Barbara Reid is an award-winning author and illustrator based in Toronto, Canada. She is famous for her unique illustration style which uses plasticine artwork and photography to bring stories to life. Her books have been published internationally, and have been translated into at least nine languages.  

One of the best parts of designing a children’s book are the endless possibilities – children’s books are only limited by your own imagination. But the creative process of bringing a book idea to life can be complicated; with so many ideas, which one should you use? Being faced with so many possibilities may be daunting, so we turned to a professional for some help.

Barbara Reid is an award-winning Canadian author/illustrator famous for her plasticine illustrations. We had the opportunity to ask her about her creative process and her thoughts on making books for children. Based on our interview, here are some tips to creating a fantastic children’s book:

1.  Make an emotional connection with the reader

Make sure that your story is focused on the reader, and get them to invest in the story being told. Stories created with this in mind are more memorable – our team members still remember stories that were read to us when we were just little children. Creating a story that makes an emotional connection with the reader is a great way to make your book stand out.

2.  Look for inspiration everywhere

Barbara Reid shared that when she’s working on a story, it’s always in the back of her mind. Constantly keeping your story in your brain means that any conversation, song, or item serves as inspiration for the book you are creating. Keep your eyes and ears peeled, and you’ll be surprised what helps you come up with ideas.

3.  Draft, draft, draft

Barbara Reid described her design process, and it involves a lot of revisions! After reading through the manuscript many times, she starts with thumbnail sketches, then makes a storyboard and develops a colour palette for the book.
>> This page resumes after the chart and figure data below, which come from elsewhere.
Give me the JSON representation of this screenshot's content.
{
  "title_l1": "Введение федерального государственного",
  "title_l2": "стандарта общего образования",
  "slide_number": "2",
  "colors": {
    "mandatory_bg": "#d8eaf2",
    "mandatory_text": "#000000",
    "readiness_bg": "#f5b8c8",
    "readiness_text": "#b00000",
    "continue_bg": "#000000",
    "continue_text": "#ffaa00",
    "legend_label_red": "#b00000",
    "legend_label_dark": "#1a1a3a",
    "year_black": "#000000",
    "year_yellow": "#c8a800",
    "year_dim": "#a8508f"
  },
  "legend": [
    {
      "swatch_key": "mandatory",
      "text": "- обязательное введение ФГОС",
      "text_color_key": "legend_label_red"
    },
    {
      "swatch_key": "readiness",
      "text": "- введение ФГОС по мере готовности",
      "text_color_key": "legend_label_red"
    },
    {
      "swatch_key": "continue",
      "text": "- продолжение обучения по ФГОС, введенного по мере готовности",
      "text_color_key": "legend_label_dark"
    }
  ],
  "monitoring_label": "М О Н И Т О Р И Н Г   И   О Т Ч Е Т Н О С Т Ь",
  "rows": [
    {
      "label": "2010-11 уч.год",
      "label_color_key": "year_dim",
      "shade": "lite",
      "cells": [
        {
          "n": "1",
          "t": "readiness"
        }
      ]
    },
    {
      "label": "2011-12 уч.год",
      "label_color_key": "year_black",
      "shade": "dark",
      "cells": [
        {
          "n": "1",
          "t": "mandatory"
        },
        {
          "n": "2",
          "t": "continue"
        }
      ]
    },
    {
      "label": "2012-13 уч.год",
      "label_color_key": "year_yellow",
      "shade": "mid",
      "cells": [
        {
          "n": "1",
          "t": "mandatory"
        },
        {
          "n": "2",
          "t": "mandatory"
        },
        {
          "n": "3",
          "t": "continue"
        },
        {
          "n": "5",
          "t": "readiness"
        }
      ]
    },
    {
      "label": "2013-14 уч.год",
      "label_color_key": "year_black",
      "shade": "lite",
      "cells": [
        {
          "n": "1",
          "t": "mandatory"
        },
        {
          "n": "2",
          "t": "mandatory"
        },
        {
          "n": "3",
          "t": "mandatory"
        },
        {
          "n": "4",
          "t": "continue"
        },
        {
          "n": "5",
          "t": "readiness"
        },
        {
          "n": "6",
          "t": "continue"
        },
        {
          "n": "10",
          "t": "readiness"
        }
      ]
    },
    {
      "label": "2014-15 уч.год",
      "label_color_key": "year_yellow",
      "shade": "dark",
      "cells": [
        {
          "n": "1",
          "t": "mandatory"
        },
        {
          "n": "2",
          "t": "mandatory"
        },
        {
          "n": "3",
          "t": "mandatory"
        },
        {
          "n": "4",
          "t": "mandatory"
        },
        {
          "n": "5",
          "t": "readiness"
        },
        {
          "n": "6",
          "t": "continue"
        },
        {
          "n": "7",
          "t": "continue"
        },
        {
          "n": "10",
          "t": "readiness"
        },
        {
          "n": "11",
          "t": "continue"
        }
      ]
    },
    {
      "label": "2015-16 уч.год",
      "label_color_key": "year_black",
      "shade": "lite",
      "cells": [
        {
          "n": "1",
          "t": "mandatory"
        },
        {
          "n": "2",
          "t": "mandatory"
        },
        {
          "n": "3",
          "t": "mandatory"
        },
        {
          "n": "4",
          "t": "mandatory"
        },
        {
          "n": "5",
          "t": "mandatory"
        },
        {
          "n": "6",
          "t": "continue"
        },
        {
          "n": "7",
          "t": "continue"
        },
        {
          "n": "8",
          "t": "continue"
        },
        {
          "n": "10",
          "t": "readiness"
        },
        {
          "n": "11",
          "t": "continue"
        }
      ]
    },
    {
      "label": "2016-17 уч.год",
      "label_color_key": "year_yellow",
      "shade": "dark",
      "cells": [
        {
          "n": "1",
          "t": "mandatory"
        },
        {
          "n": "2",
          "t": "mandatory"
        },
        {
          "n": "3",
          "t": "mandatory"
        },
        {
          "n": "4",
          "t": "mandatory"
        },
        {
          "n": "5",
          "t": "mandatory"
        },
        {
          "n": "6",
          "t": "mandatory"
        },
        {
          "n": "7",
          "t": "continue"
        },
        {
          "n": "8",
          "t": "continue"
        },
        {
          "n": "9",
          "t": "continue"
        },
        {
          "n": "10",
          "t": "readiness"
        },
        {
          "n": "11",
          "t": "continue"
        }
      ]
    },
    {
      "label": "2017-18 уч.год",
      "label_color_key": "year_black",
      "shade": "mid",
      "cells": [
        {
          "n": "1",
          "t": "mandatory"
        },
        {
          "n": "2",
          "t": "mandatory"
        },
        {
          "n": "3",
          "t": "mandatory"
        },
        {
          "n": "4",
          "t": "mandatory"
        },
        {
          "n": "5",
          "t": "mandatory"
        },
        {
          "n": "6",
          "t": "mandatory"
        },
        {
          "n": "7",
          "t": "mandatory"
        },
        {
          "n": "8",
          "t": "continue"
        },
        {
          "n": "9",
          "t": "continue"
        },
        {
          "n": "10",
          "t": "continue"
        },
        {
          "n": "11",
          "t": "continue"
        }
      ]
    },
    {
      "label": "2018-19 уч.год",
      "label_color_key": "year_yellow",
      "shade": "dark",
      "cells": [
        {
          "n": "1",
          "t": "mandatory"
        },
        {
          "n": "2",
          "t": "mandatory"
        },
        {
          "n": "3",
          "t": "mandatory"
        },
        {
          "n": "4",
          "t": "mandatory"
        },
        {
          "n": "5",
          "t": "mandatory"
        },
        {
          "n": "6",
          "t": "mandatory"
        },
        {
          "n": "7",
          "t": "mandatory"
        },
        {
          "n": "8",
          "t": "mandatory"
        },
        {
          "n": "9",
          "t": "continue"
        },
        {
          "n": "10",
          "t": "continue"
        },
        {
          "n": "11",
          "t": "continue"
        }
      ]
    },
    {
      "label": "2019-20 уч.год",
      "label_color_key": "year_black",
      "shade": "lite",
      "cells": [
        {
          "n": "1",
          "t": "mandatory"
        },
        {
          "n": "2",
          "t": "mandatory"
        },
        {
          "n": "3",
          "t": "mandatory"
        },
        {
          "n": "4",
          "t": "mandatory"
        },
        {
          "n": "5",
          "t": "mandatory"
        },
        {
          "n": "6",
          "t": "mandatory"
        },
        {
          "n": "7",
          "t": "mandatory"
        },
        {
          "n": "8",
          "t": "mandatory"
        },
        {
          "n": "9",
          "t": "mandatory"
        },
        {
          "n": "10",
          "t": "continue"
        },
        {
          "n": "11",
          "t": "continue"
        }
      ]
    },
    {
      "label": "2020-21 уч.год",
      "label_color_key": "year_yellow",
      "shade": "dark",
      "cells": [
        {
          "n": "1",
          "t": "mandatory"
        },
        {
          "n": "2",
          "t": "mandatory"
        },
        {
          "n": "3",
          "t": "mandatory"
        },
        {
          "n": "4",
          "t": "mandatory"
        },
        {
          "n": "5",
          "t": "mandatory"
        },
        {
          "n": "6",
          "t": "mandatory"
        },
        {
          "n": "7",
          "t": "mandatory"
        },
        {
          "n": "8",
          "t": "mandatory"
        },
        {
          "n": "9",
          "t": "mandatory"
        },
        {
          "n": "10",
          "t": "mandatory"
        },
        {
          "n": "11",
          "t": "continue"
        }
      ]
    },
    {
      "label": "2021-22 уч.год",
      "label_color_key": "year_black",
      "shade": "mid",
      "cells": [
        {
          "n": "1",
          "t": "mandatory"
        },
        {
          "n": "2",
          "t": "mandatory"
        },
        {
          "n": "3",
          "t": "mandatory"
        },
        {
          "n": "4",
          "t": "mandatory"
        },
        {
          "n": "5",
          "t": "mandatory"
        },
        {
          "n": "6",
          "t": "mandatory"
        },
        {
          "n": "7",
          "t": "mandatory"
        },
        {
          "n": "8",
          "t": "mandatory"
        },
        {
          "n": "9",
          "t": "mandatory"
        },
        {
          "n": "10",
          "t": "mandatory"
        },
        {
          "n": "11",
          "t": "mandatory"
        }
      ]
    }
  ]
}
After sharing her sketches with her art director and editor and getting feedback, she starts on the iconic plasticine pictures that eventually get photographed.

Revisions are part of making a good story into a great one! At every single stage of the design process, asking someone for feedback and reevaluating your work allows you to workshop your ideas and improve them. Don’t be afraid of having too many versions – it’s all part of a very valuable process to making your story the best one it can be.